I believe you can encode paradoxes in C++ templating. Something about two specializations which are mutually impossible because they reference eachother. So you can say:

   A is of type T <=> B is not of type T
   B is of type T <=> A is not of type T
Where <=> is if and only if.

In which case it is paradoxical to say that A is of type T. But also paradoxical to say that A is not of type T.


Note that "a template for which no valid instantiation is possible" is actually ill-formed, no diagnostic required.

That said, it's not clear to me what part of "you can write uninstantiable templates" is surprising, so I'm probably not understanding correctly. Maybe you could find the C++ code you're talking about? I would be interested.


>the C preprocessor are Turing complete

That's surprising, the C preprocessor is pretty crippled. It's creator intentionally made it so people won't abuse it to create full blown mini languages.

Did you get things mixed up or is there actually a way the c preprocessor can be turing-complete ?


Not sure whether this proves turing completeness of the preprocessor or not(probably not) but Simon Tatham has a great(and somewhat disturbing) write-up[1] on creating arbitrary control structures using macros in C. He even goes as far as providing a library of helper macros for doing things like making gensyms, etc.

If nothing else, it does demonstrate that you can do a lot more in the preprocessor than you might think, and this is at least a significant subset of what true MP macros are used for in Lisp most of the time. Except much gnarlier...

[1] https://www.chiark.greenend.org.uk/~sgtatham/mp/


CPP needs to feed into itself (pipe stdout into stdin), if you want it to be turing-complete.

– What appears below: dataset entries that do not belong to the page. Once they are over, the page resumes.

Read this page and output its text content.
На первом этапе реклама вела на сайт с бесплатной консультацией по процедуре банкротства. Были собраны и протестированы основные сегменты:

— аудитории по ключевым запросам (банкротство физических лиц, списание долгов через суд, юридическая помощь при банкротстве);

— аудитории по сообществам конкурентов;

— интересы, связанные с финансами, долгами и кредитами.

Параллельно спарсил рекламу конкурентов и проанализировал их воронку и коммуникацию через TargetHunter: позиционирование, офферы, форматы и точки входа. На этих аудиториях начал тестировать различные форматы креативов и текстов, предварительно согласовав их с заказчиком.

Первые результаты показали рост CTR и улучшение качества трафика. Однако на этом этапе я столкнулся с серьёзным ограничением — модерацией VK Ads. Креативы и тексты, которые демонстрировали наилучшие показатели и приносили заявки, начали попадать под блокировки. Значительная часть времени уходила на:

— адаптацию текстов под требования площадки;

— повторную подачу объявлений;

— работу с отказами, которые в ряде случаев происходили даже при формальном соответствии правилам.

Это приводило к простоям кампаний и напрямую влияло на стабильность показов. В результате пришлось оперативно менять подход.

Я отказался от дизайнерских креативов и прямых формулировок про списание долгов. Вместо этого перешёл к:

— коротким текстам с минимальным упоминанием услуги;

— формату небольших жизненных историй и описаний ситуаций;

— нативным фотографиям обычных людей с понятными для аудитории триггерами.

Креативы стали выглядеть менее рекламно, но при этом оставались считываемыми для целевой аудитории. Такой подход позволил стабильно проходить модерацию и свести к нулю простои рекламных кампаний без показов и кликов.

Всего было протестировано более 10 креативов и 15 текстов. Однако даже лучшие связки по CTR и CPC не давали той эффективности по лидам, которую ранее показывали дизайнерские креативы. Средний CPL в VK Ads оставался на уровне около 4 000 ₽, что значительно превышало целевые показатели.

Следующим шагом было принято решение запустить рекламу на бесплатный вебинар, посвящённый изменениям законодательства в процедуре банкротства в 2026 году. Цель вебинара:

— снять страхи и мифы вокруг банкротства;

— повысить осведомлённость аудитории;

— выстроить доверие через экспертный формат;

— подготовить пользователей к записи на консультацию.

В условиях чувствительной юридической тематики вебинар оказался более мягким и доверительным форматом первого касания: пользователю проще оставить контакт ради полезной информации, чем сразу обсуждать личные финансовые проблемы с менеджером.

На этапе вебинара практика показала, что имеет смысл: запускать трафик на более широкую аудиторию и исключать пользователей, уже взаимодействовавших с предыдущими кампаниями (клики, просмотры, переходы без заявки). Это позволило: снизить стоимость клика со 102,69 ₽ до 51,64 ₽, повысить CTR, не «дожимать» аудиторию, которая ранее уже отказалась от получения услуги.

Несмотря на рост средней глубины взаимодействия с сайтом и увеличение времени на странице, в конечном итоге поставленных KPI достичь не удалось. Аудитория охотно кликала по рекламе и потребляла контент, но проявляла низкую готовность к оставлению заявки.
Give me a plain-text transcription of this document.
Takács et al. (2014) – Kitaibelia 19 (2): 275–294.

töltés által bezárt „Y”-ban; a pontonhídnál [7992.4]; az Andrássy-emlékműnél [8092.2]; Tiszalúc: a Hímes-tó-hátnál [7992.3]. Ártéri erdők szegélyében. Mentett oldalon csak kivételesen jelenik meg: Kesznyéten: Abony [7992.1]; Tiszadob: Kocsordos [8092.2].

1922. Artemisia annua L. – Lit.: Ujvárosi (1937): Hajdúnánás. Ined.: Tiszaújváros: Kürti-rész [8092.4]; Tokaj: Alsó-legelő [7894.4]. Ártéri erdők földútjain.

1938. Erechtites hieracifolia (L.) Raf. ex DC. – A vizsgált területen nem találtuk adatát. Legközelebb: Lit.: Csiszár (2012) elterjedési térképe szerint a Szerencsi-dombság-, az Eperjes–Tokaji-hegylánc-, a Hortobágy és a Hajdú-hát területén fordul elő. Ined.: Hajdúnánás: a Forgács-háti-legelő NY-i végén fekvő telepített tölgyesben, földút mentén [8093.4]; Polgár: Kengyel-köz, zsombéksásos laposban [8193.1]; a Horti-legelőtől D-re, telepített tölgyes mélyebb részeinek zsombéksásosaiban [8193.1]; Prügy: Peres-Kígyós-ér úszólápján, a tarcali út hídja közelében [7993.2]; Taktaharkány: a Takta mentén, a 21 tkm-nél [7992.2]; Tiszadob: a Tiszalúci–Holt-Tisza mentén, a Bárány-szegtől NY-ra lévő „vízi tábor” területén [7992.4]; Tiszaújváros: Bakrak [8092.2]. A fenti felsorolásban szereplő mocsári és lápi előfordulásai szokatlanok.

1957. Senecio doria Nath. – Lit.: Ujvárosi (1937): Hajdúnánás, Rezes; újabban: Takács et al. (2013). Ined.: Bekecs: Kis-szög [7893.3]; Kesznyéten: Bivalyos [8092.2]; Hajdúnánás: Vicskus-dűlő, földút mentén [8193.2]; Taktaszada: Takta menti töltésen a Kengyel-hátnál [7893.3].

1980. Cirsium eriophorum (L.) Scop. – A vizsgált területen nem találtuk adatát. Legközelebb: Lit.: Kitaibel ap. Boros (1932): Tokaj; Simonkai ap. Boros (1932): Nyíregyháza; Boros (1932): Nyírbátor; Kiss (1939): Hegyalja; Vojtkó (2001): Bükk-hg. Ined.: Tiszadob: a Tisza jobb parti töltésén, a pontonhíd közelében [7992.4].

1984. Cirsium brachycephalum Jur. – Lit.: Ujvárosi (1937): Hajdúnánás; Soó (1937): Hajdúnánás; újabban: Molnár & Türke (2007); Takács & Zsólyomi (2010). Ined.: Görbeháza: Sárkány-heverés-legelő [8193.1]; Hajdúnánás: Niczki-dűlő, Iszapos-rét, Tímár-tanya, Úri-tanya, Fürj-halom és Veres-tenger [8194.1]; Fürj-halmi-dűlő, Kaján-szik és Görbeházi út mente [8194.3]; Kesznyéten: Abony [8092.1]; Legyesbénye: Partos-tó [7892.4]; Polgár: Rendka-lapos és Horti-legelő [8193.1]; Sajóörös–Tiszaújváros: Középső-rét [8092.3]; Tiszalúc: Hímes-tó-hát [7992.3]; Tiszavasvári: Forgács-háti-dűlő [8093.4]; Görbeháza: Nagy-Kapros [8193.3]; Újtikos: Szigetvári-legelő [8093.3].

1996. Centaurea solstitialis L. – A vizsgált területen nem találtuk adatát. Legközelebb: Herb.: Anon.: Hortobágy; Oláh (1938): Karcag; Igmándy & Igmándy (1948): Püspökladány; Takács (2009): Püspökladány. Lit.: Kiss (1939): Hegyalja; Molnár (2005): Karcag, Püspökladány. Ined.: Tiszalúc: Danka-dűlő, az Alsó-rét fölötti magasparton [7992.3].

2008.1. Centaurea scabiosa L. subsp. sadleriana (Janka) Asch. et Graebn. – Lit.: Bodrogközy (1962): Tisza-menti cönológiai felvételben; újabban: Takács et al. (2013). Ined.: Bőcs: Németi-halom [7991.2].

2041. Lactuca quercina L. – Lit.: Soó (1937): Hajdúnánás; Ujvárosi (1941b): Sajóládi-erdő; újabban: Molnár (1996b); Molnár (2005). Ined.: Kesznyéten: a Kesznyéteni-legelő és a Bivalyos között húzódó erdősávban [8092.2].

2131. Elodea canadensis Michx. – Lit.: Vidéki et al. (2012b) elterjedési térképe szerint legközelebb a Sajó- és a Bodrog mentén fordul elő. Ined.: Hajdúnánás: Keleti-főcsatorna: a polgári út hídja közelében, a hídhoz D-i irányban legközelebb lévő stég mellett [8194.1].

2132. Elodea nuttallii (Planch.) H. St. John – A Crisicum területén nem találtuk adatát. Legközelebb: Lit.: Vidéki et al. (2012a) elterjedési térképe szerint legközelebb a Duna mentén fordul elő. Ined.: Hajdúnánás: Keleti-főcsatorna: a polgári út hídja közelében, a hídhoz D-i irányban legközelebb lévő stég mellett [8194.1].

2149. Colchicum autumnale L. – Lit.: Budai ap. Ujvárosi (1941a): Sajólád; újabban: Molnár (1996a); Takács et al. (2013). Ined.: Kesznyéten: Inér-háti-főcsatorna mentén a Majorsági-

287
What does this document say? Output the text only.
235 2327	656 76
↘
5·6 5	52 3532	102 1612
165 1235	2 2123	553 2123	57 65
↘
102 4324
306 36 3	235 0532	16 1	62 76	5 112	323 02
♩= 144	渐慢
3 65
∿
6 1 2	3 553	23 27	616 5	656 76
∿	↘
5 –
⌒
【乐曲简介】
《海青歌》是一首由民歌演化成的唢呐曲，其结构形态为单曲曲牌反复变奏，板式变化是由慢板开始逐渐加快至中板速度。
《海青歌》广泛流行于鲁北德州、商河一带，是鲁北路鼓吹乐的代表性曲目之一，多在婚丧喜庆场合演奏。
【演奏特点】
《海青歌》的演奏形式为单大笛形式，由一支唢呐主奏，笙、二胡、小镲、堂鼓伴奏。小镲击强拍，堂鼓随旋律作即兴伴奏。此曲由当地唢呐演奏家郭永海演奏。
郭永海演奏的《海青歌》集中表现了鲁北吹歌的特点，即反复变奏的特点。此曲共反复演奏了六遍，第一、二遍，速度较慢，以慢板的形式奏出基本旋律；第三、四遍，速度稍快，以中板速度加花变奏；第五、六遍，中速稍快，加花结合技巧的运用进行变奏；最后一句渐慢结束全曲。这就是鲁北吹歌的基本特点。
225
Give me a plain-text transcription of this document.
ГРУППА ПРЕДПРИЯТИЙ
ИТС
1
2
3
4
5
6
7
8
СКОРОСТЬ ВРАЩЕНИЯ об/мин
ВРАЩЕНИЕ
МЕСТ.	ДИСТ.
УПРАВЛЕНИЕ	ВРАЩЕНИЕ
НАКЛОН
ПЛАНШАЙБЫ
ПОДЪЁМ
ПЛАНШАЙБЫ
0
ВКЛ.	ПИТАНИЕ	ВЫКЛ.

I believe that while you can't encode an infinite tape, you can very easily define an arbitrarily large tape, so, while not technically Turing complete, it is close enough.


If you do a SSA transform of your program the register graphs are chordal. It turns you that coloring chordal graphs is easy: http://web.cs.ucla.edu/~palsberg/course/cs232/papers/HackGoo...


Compilers don't guarantee (or try to find) the absolute optimal allocation, right?


This depends on the compiler of course. Most will not because it is not worth it, but I expect that there is at least one compiler out there with the option to exhaustively search the allocation space for that very last nanosecond of runtime optimization. Probably inside an HFT firm somewhere.


There's some material on this under "superoptimizers", but I think if you want this then you should get an FPGA.